Suddenly, 3-D stars are a must-have ornament

So-called 'barn stars,' which hark back to the 19th century, are now selling fast in boutiques and antique stores across the country. You can even find one in CVS.

Sailboats bob in the Merrimack River just a few yards away, so a visitor to this small shop in Newburyport, Mass., might be forgiven for thinking that the star-shaped wall-hangings leaned against the storefront represent a nautical motif. That's one common guess.

"Lots of people ask about the meaning behind them," says shopkeeper Kevin Riley, stepping out onto the sun-warmed brick sidewalk. This summer – the second year the store has offered them – many customers have handed over $20 to $40 for the flat-backed, 3-D stars. Medium size sells best, he says, in blue, red, or black.

Buyers, he says, seem interested to learn that the hot-selling items are "barn stars," decorations of tin or distressed painted wood with roots in 1820s Amish and other farming communities of German descent. Sometimes the stars represented a builder's trademark, according to most accounts. Other times they were just the aesthetic equivalent of the horseshoe.

Barn stars first boomed as décor just after the Civil War and have long surfaced at country-craft markets. They now appear to be on the crest of a national resurgence, appearing online and at stores ranging from boutiques to the corner CVS. Many are made in China, but the genuine article, newly minted, is also aggressively sought.

"They are huge. We can't keep up," says Kelli Toomey, co-owner, with Vern Christian, of Amish Wares, an online retailer in Mansfield, Ohio, that a year ago began selling tin stars handmade in a local Amish community. Some 500 to 600 new orders are in hand at any given time, says Mr. Christian. He'd like to branch out into wooden stars. "But I'm almost afraid to," he says, citing the time required to hand-carve them.

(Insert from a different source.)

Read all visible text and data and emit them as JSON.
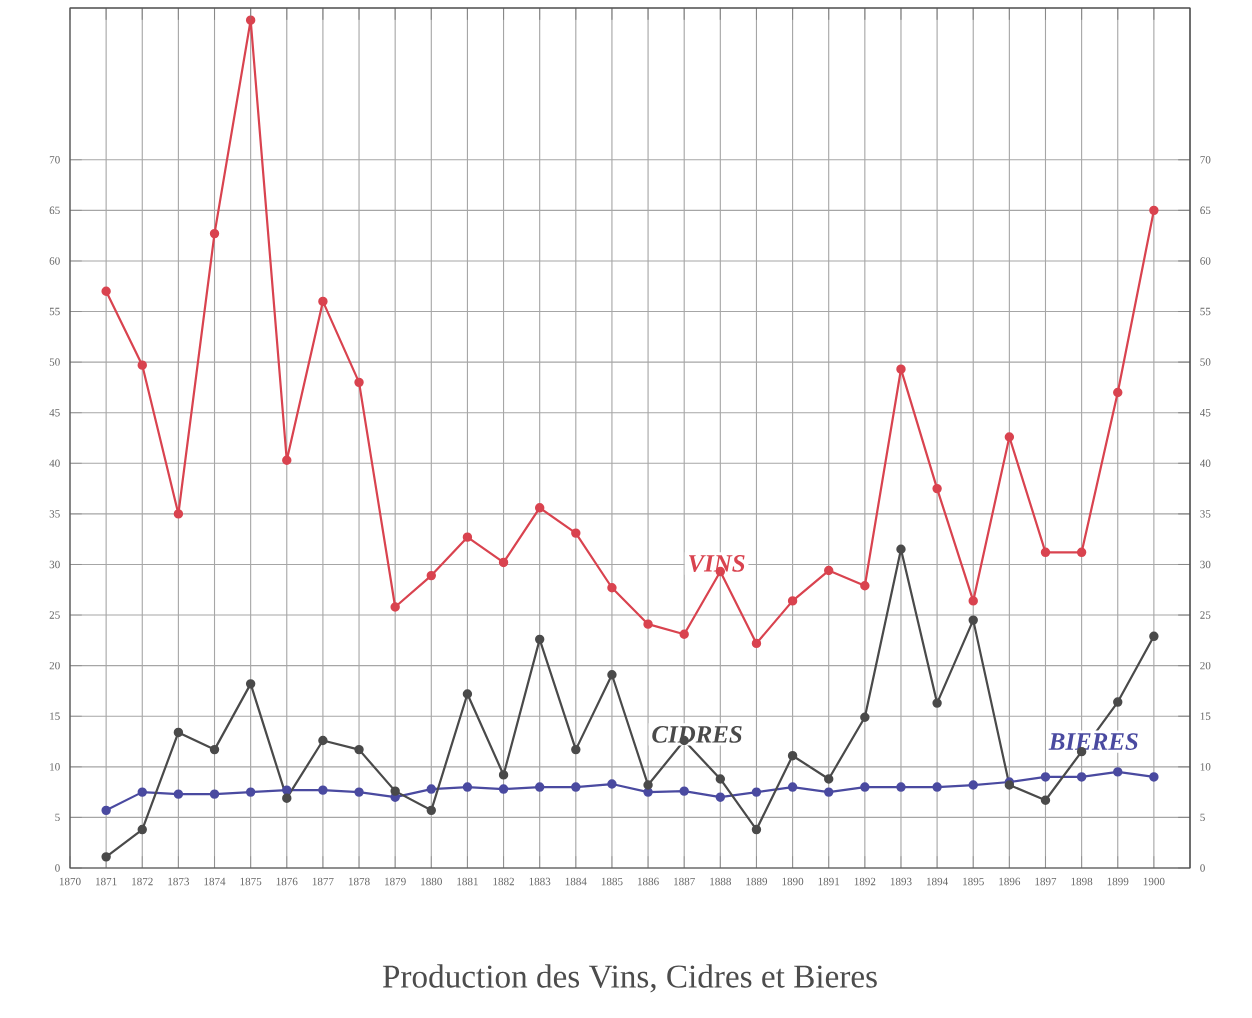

Like others, he can only guess at the reason for the rising interest. Red and blue stars, in particular, evoke a patriotic brand of Americana, he suggests. (The star shape, interestingly, has reportedly also gained in popularity recently as a tattoo.) "But we sell so many other colors, too." His largest star, a six-footer, goes for $120 and comes in 25 hues.

"People who decorate 'country' want to coordinate with their houses, match the shutters," Christian says. Amish Wares has shipped to nearly every US state, he says. No orders have come yet from Hawaii. California lagged. New England hit first.

Decorators, of course, are divided. "I'm personally not a big fan," says Lisa Kawski, who designs for clients on Boston's North Shore. She has seen more of them lately on barns and homes around Cape Ann, and finally bought "a very small one" at a flea market for her husband. It has yet to make it onto the side of the garage, she says.

"People use these stars now as an interior-design element," says Claudia Brownlie, a crafter and author in middle Tennessee. "Others have them stuck up on the chimney." Ms. Brownlie – who noted a local surge this summer – traces the stars back to the geometric, multicolored symbols originally painted directly onto the walls of barns. Later ones were made from scraps of roofing tin. She sees symbolism in the colors – black for protection, blue for peace, green for growth. More often the palette appears regional.

"The colors that do best in our part of the country are the white, the light green, and barn red," says Cordelia Mendoza at Cottage Antiques in San Diego, which stocks barn-tin, Amish-made stars. "The old primitive colors – mustard, dark blue, black, dark green – don't do as well out here," she says. One 22-inch "shabby green" star sells at her shop for about $40. "I just love having them," she says. "They're fun to decorate with."